Apart from music, he worked as an actor in television and cinema. His film debut came through 1999 film Pinyarayanga directed by Amaranath Jayatilleke. Then he acted in the films Yuvathipathi, and Athuru Mithuru. Meanwhile he entered television serials and made the landmark role of "Nissanka" in the romantic drama serial Ganga Saha Nissanka, where he also made the duet "Sina Pipena Me Wasanthaya" with Samitha Mudunkotuwa. Then he acted in few teledramas such as Rekha, Ira Paaya and Dath Kekulu Paala. In the 1980s, he became a television music presenter with the children's program Gaayana. Then he presented the programs: Ranpat Raṭā, Bakmahē Mal Mangallē, Gama Hinā Vuṇā.

He was the music director of P.U.D Perera's short films Sinḍarellā gē Sereppuva, and Sudu Aethāgē Kathāva. Apart from that, he directed music for the television serials such as: Bumuthuruna, Himi Ahimi, Mawakage Geetha, Manamali, Vilambeetha, Dangayanta Pamanai and Tikiri Saha Ungi. In the meantime, he engaged with many theatre plays as the music director, including: Sapathēru Hāminē, Jayalath Manorathne's Puthra Samāgama, Neil Alles' Sihina Saāppuva, Bandula Vithanage's' Senehebara Dolly. In 1985, he won the State Award for Best Musical for the play Sihina Saāppuva. He also performed on stage when he sang on stage as a singer in the Jayathurapura Choir in Prof. Sarachchandra's Wessanthara Geethanga.
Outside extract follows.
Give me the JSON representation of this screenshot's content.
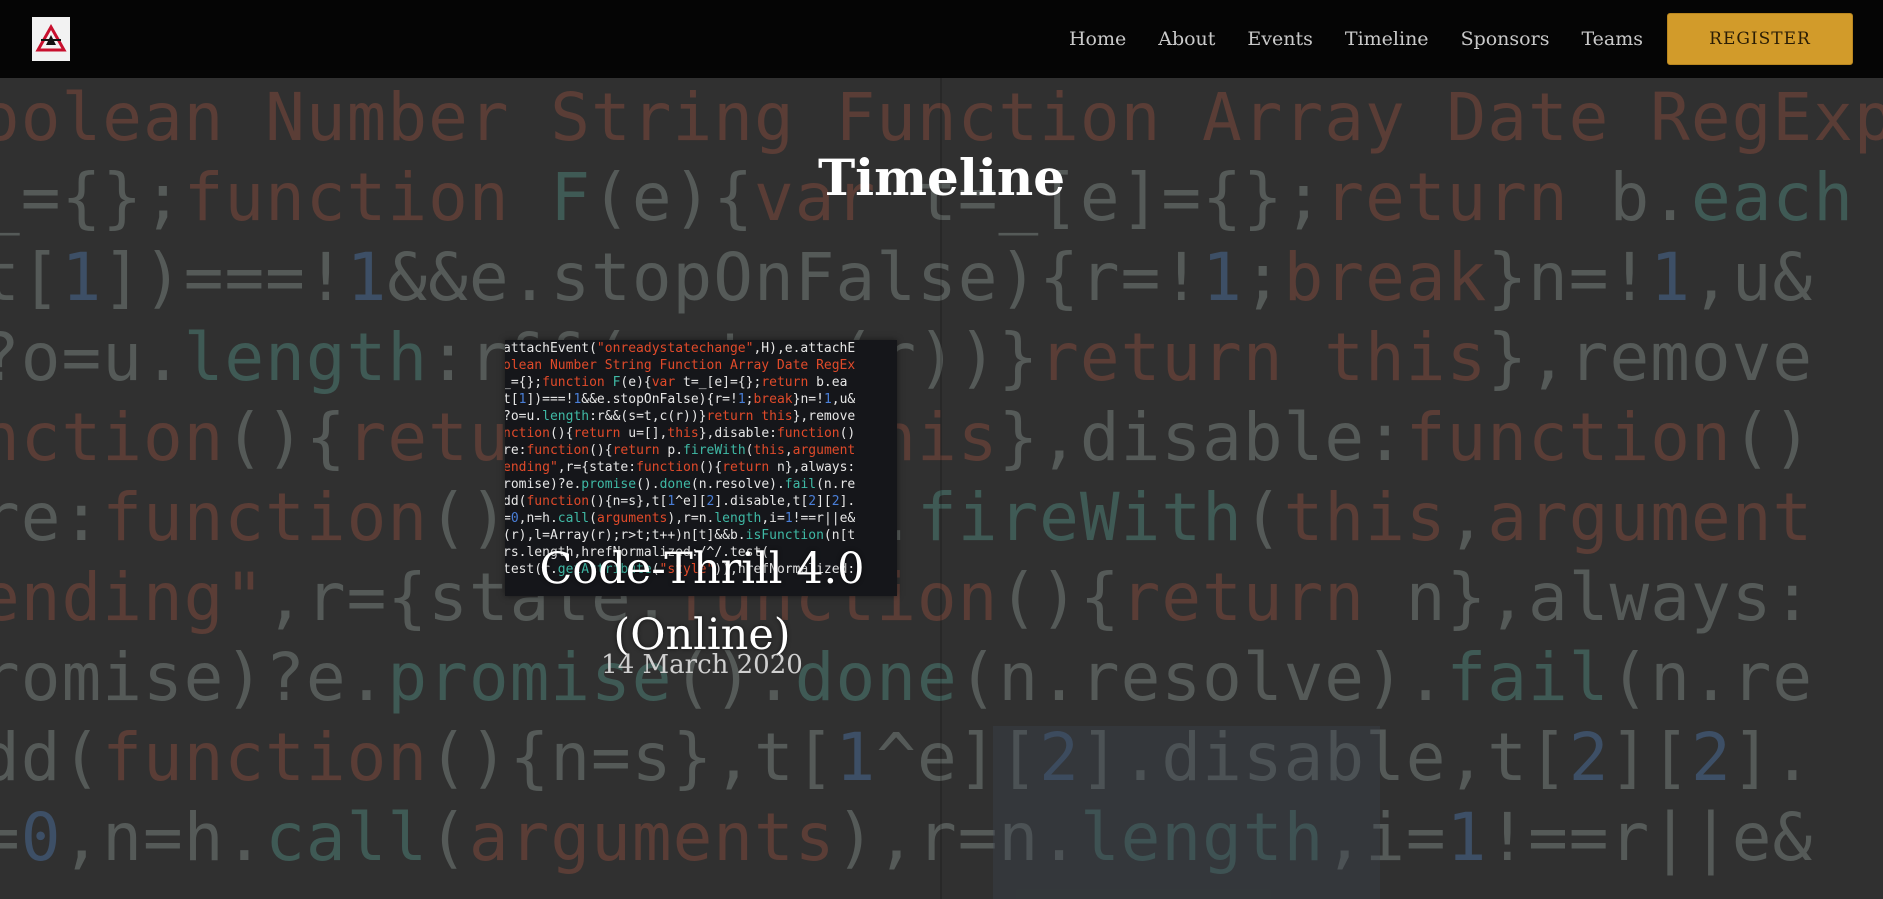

On 17 March 2018, he performed the concert titled 'Sanda Kinithi Nemi' at 7.00 pm at the Nelum Pokuna Theater to celebrate his four decades of artistic career.

==Politics==
Apart from drama and music, Wijesekara made notable contributions in politics as well. After the formation of the Free Arts Alliance against the then tyrannical rule in 1994, he joined the public awareness campaigns throughout the island. Later in 2014, he made another notable feat to dismiss the rule of current government at that time. In that year, a group of artists from the "New Generation of Young Artists" organization left for Kurunegala. On the afternoon of 29 December, they were attacked by a group of North Western Provincial Councilor Kamal Indika and members of the Blue Brigade wearing T-shirts while performing a musical show titled Mulawen Midemu at Kumbukgate Junction in Kurunegala. The group included Lakshman, Samanalee Fonseka, Kasun Kalhara, Indrachapa Liyanage, Ama Wijesekera, and Mohan Raj Madawala.